Now the doctor places a vibrating tuning fork near the patient’s eat canal. The patient is told to signal when they stop hearing the sound. Once the patient does so, the doctor records the time it took for air conduction of the sound.
In normal hearing, the time taken for air conduction is double that of bone conduction
In conductive hearing loss bone conduction is heard longer than the air conduction sound.
In the sensorineural hearing loss, the air conduction is heard longer than bone conduction.
- False Rinne test
A patient with profound sensorineural deafness may give out a false negative Rinne test. When a patient has completely lost hearing in one ear and a vibrating tuning fork is placed on the mastoid of that ear, the patient does not hear anything in that ear. However, these vibrations travel through bone conduction to the inner ear of the opposite ear, and the patient hears a sound. This can confuse the patient as they are unable to identify in which ear they can hear the sound.
To perform a confirmatory test, placing a vibrating tuning fork near the ear canal of the nonfunctional ear while closing the entrance of the functional ear can confirm that the patient has lost all hearing in one ear.
- Schwabach test
A Schwabach test is performed to check the patient’s bone physical phenomenon called conductivity in comparison with the hearing of a healthy person (usually the examiner).
To perform this test, A vibrating tuning fork is placed on the patient’s mastoid bone and they are told to signal immediately when they stop hearing the sound. When the patient signals this, the examiner places the same tuning fork on his own mastoid and checks if he can still hear any sound.

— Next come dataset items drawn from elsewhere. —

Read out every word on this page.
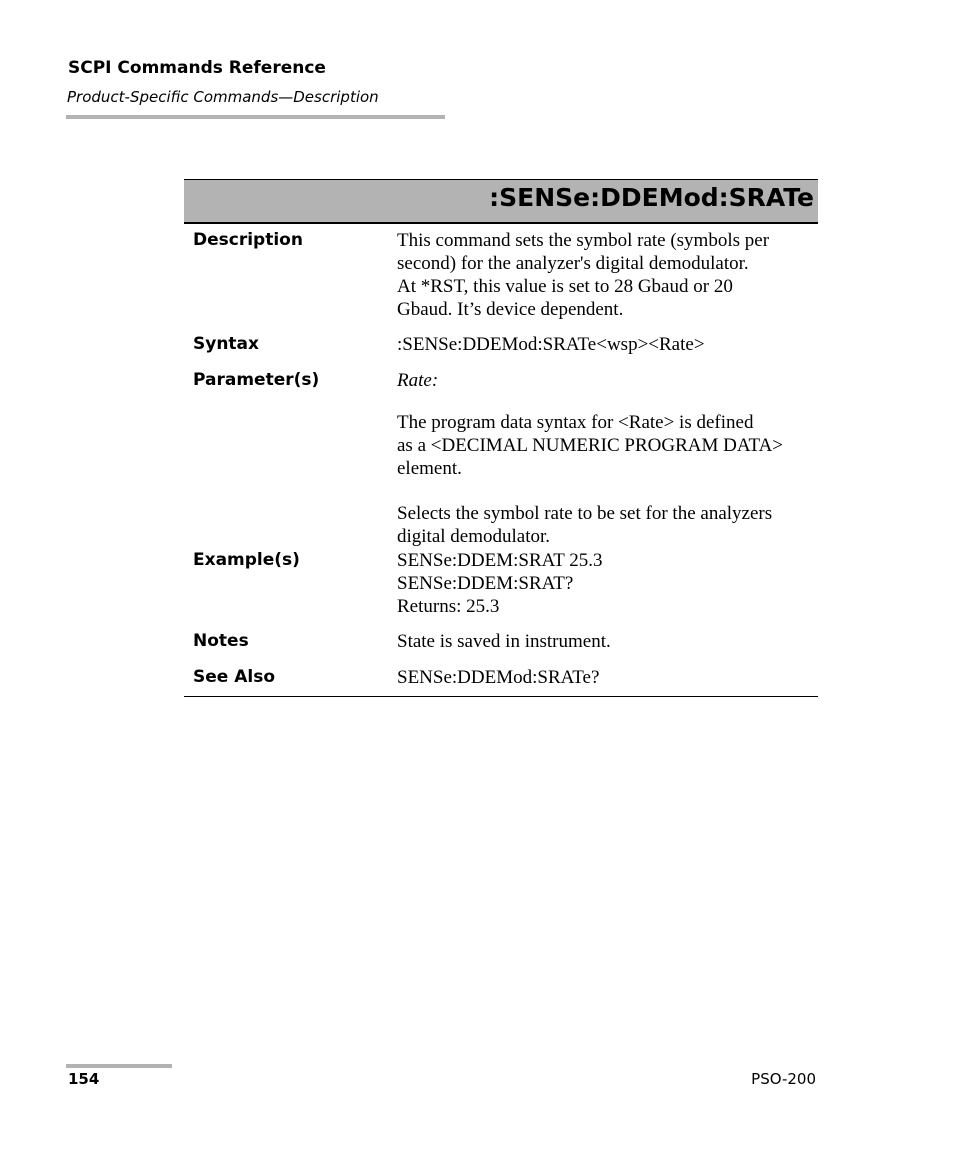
SCPI Commands Reference
Product-Specific Commands—Description
:SENSe:DDEMod:SRATe
Description	This command sets the symbol rate (symbols per

second) for the analyzer's digital demodulator.

At *RST, this value is set to 28 Gbaud or 20

Gbaud. It’s device dependent.

Syntax	:SENSe:DDEMod:SRATe<wsp><Rate>

Parameter(s)	Rate:

The program data syntax for <Rate> is defined

as a <DECIMAL NUMERIC PROGRAM DATA>

element.

Selects the symbol rate to be set for the analyzers

digital demodulator.

Example(s)	SENSe:DDEM:SRAT 25.3

SENSe:DDEM:SRAT?

Returns: 25.3

Notes	State is saved in instrument.

See Also	SENSe:DDEMod:SRATe?

154	PSO-200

If the examiner was able to hear the sound even after the patient stopped hearing it, the conclusion implies a sensorineural loss.
If the patient hears the sound for longer than the normal duration the conclusion is that they suffer from conductive hearing loss.
These tests are great ways to find out hearing abnormalities and can help an individual to seek early treatment for the same.
References:
- Types of Hearing Loss at https://www.cdc.gov/ncbddd/hearingloss/types.html accessed on 27th January 2022
- Anatomy and Physiology of the Ear – Health Encyclopedia – University of Rochester Medical Center at https://www.urmc.rochester.edu/encyclopedia/content.aspx?ContentTypeID=90&ContentID=P02025 accessed on 27th January 2022
- Rinne & Weber Tests | Definition & Patient Education at https://www.healthline.com/health/rinne-and-weber-tests#results accessed on 27th January 2022
- What is a Bone Conduction Test? at https://hearillinois.com/hearing-health-blog/what-is-a-bone-conduction-test accessed on 27th January 2022
FAQs
A bone conduction test is performed to detect if the inner ear is functioning properly or to detect if there is a problem with the outer ear or middle ear of a person.
To perform this test the clinician will close the ear by gently pressing the tragus against the ear canal. This stops the ambient noise from the surroundings to interfere with the results. This is the unique step in the ABC test. Now The clinician will place a vibrating tuning fork on the patient’s mastoid, when the patient stops hearing the sound they will signal the clinician. The clinician then transfers the same tuning fork to their mastoid to check if they can still hear the sound.
It is used to detect hearing loss in an ear by comparing the time required for bone conduction versus air conduction.
A patient with profound sensorineural deafness may give out a false negative Rinne test. When a patient has completely lost hearing in one ear and a vibrating tuning fork is placed on the mastoid of that ear, the patient does not hear anything in that ear. However, these vibrations travel through bone conduction to the inner ear of the opposite ear, and the patient hears a sound. This can confuse the patient as they are unable to identify in which ear they can hear the sound.
A Schwabach test is performed to check the patient’s bone physical phenomenon called conductivity in comparison with the hearing of a healthy person.